Ethical Considerations in the Use of Big Data, AI, and Real-Time Information for Prediction of Behavioral Health Outcomes

January 2022

Jordan Smoller, Harvard T.H. Chan School of Public Health
Matthew Nock, Harvard Faculty of Arts and Sciences

Psychiatric and behavioral conditions are responsible for an enormous burden of disability, morbidity, and mortality; however, options for accurate prediction and effective intervention remain limited. Advances in big and rich data analytics and mobile technology are rapidly creating new opportunities in psychiatry to improve prediction of behavioral health outcomes. Increasingly, it is possible to access data from multiple sources and build models using machine learning to predict whether and when these critical outcomes may occur. This raises novel ethical dilemmas as we consider the use of these models to intervene and attempt prevention.

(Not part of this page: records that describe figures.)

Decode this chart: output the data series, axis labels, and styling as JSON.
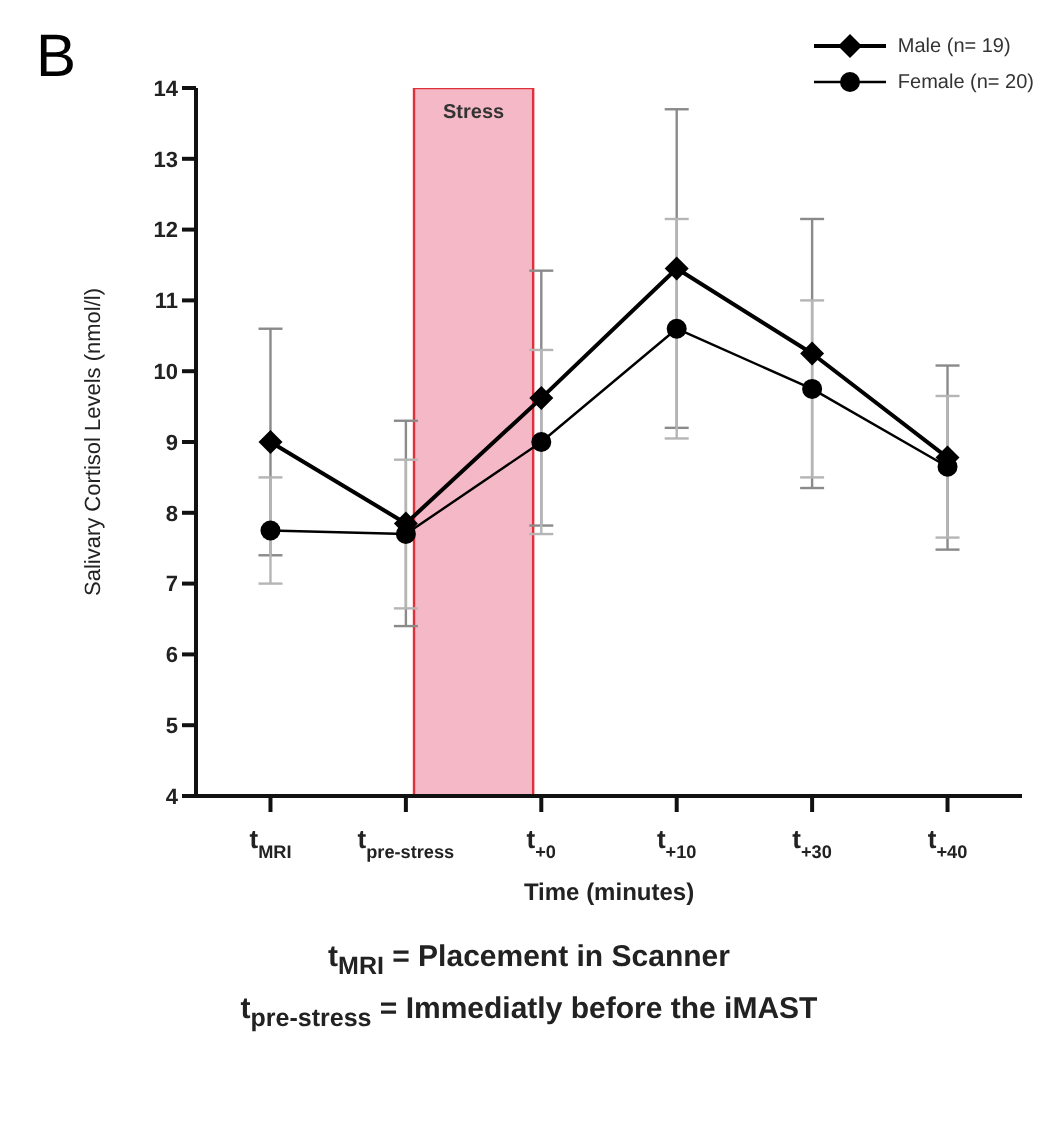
{
  "chart_data": {
    "type": "line",
    "xlabel": "Time (minutes)",
    "ylabel": "Salivary Cortisol Levels (nmol/l)",
    "categories": [
      "t$_{MRI}$",
      "t$_{pre-stress}$",
      "t$_{+0}$",
      "t$_{+10}$",
      "t$_{+30}$",
      "t$_{+40}$"
    ],
    "series": [
      {
        "name": "Male (n= 19)",
        "color": "#000000",
        "marker": "diamond",
        "values": [
          9.0,
          7.85,
          9.62,
          11.45,
          10.25,
          8.78
        ],
        "errors": [
          1.6,
          1.45,
          1.8,
          2.25,
          1.9,
          1.3
        ]
      },
      {
        "name": "Female (n= 20)",
        "color": "#000000",
        "marker": "circle",
        "values": [
          7.75,
          7.7,
          9.0,
          10.6,
          9.75,
          8.65
        ],
        "errors": [
          0.75,
          1.05,
          1.3,
          1.55,
          1.25,
          1.0
        ]
      }
    ],
    "ylim": [
      4,
      14
    ],
    "yticks": [
      4,
      5,
      6,
      7,
      8,
      9,
      10,
      11,
      12,
      13,
      14
    ],
    "grid": false,
    "legend": "top right",
    "bands": [
      {
        "axis": "x",
        "from": "t$_{pre-stress}$",
        "to": "t$_{+0}$",
        "label": "Stress",
        "color": "#f4b8c6"
      }
    ],
    "annotations": [
      "B",
      "t$_{MRI}$ = Placement in Scanner",
      "t$_{pre-stress}$ = Immediatly before the iMAST"
    ]
  }
}
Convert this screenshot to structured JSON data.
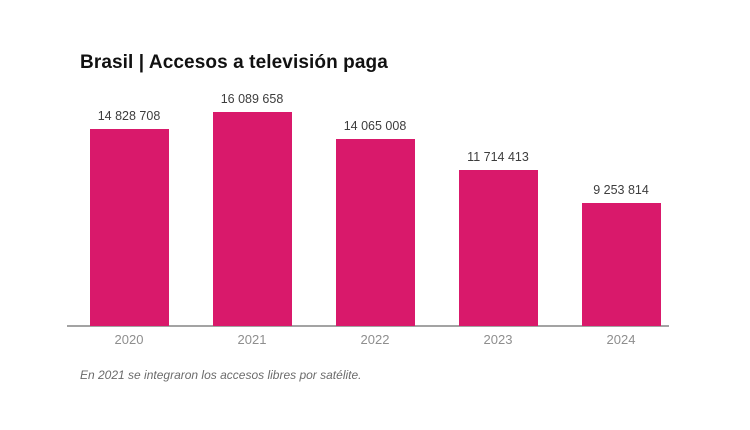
{
  "page": {
    "background_color": "#ffffff"
  },
  "header": {
    "title": "Brasil | Accesos a televisión paga"
  },
  "footnote": {
    "text": "En 2021 se integraron los accesos libres por satélite."
  },
  "chart_data": {
    "type": "bar",
    "title": "Brasil | Accesos a televisión paga",
    "categories": [
      "2020",
      "2021",
      "2022",
      "2023",
      "2024"
    ],
    "values": [
      14828708,
      16089658,
      14065008,
      11714413,
      9253814
    ],
    "value_labels": [
      "14 828 708",
      "16 089 658",
      "14 065 008",
      "11 714 413",
      "9 253 814"
    ],
    "xlabel": "",
    "ylabel": "",
    "ylim": [
      0,
      16089658
    ],
    "grid": false,
    "legend": "none",
    "annotation": "En 2021 se integraron los accesos libres por satélite.",
    "bar_color": "#d9196b",
    "axis_line_color": "#a3a3a3",
    "tick_label_color": "#8e8e8e",
    "value_label_color": "#3d3d3d",
    "title_color": "#111111"
  }
}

Notably, dilemmas arise regarding (1) what data are accessed and linked across sources—for example, the implications of linking medical data with datasets containing arrest records or social media posts. We also must consider (2) when data are accessed and on what time horizons they are used to predict outcomes and (3) how data are modeled, given that black-box uninterpretable models may also inherit and pass along biases present in their training data sets. In an effort to balance the potential value of data-driven prediction with potential costs, ethical violations, and inequities, it is important to create a forum for dialogue and generativity in this space. As these forms of data and modeling techniques are rapidly becoming more common in academia, medicine, and industry, now is an ideal time to bring together experts across disciplines to build a fuller accounting of the ethical dilemmas, practical challenges, and potential solutions and guidelines in pursuing this important work.